Ce jour-là, Eugène Rouher s'est résigné à faire partie des invités de l'un des séjours au château de Compiègne. Tandis que Rouher, baptisé ironiquement "le vice-empereur", se retire pour se replonger dans les dossiers extraits de la pochette de maroquin dont il ne se sépare jamais, le reste des invités prend le thé jusqu'au moment où toute la série se rend au grand salon. Là, Rouher va retrouver toutes les célébrités du temps : Alexandre Dumas fils, Octave Feuillet Charles Gounod, le chirurgien Nélaton, l'architecte Viollet-le-Duc, les peintres Jérôme et Meissonnier...

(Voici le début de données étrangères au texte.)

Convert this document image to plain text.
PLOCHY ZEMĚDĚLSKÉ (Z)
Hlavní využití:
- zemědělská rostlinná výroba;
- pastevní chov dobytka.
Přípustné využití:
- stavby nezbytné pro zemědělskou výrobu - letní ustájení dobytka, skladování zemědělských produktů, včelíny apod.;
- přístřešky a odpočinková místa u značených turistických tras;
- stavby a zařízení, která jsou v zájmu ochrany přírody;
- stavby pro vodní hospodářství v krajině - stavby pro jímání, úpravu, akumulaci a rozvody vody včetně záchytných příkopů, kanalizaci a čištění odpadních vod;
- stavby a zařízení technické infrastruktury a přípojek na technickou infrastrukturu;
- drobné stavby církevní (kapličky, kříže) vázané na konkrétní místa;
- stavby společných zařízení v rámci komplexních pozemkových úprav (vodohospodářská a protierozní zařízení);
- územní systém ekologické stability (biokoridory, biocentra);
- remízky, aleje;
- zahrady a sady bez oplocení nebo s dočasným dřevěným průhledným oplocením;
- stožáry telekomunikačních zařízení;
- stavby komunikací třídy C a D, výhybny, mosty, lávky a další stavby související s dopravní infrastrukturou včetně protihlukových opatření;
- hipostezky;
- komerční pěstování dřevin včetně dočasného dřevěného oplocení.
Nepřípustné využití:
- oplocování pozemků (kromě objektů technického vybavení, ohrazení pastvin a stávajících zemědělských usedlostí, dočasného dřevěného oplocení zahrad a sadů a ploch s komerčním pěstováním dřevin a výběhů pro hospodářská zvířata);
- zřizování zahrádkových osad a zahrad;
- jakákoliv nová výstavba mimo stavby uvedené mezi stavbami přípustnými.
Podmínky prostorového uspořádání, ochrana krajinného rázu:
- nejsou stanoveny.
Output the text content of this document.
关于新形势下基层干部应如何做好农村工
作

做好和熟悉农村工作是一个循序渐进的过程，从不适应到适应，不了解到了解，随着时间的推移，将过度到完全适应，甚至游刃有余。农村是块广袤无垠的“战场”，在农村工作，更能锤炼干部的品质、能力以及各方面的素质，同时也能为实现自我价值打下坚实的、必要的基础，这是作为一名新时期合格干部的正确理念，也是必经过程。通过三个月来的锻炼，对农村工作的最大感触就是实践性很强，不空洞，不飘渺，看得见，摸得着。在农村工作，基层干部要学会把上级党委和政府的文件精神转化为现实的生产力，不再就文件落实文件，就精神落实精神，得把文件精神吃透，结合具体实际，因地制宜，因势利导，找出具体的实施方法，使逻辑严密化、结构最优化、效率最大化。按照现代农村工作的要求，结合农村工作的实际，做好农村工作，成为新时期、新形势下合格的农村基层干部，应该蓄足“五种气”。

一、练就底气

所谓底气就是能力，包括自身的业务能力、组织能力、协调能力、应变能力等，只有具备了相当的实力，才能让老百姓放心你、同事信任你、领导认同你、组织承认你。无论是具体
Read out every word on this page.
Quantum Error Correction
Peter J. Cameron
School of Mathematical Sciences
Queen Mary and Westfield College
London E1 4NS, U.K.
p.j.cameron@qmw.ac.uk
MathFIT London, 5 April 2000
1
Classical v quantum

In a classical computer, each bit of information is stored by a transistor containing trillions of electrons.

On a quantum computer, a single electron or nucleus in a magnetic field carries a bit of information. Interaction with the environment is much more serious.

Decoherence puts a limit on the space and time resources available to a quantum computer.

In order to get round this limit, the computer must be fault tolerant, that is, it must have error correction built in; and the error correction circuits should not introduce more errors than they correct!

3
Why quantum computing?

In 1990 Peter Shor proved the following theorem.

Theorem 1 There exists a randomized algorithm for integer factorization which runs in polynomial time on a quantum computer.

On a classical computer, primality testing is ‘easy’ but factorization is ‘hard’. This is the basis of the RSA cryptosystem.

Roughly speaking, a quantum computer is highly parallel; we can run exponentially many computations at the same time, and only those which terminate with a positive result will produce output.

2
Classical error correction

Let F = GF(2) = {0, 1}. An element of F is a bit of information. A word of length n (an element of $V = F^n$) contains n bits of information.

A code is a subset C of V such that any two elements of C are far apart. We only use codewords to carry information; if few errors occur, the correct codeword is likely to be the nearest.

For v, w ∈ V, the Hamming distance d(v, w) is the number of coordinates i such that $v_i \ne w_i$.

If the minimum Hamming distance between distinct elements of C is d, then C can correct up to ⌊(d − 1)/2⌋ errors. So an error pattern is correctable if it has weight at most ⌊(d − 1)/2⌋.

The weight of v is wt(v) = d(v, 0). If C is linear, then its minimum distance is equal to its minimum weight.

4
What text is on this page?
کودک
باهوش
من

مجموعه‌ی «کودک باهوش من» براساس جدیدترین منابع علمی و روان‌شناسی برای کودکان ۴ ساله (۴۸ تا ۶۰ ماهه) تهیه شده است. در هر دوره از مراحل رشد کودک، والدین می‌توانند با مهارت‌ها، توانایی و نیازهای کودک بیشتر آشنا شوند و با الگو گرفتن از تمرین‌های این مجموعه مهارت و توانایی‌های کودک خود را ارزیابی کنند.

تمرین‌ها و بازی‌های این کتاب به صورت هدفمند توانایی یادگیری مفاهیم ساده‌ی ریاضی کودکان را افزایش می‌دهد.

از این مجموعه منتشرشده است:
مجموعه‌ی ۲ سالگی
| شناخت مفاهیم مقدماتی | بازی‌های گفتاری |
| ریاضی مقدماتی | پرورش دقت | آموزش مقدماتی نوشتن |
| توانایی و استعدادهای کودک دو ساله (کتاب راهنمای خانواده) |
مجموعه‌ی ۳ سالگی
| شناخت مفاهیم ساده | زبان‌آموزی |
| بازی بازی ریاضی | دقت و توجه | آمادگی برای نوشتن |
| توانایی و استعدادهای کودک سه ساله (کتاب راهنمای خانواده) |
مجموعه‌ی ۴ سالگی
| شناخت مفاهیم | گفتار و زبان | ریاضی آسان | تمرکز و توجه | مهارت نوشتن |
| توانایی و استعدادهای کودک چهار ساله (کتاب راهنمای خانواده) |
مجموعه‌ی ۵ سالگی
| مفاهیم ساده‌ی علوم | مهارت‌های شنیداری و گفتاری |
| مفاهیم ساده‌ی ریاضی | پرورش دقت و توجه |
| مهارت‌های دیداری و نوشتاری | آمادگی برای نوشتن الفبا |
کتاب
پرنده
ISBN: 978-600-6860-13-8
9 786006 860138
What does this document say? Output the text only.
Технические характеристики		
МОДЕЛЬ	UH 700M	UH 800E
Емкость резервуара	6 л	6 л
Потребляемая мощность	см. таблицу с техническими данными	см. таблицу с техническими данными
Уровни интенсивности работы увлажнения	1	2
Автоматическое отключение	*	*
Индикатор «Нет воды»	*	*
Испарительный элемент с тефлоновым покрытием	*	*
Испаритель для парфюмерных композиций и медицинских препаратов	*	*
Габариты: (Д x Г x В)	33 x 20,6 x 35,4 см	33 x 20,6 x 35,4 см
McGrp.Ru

Malgré son peu de goût pour les mondanités, Rouher ne peut s'empêcher d'être saisi d'admiration par la révérence d'une grâce incomparable de l'Impératrice, vêtue de satin blanc, le célèbre diamant "Le Régent" brillant dans sa chevelure aux reflets roux. L'Empereur la suit de sa démarche un peu traînante et l'on se rend en cortège à la salle à manger. Soucieux de ménager les deniers de l'Etat, l'Empereur n'a voulu voir à sa table que des couverts et des plats Christofle et non en argent massif : à son arrivée au pouvoir, il n'y avait plus d'argenterie d'Etat.

Au cours du dîner, la conversation devenue générale roule sur les désagréments de certains voyages et l'Empereur rappelle qu'il a connu, mieux que tous les convives, ces inconvénients lorsque, pauvre et réprouvé, il voyageait en Amérique portant sur l'épaule sa petite malle, de gare en embarcadère, sous une chaleur torride.

Ensuite, tandis que l'Impératrice reste à causer avec les dames et que les hommes passent au fumoir, l'Empereur entraîne Eugène Rouher dans son cabinet de travail pour évoquer avec lui l'un ou l'autre des problèmes d'actualité. Laissant les autres invités tourner au son d'un piano mécanique ou - distraction très en vogue à la cour - débiter des charades, Rouher se retire pour travailler encore à ce qu'il croit être le meilleur pour le pays.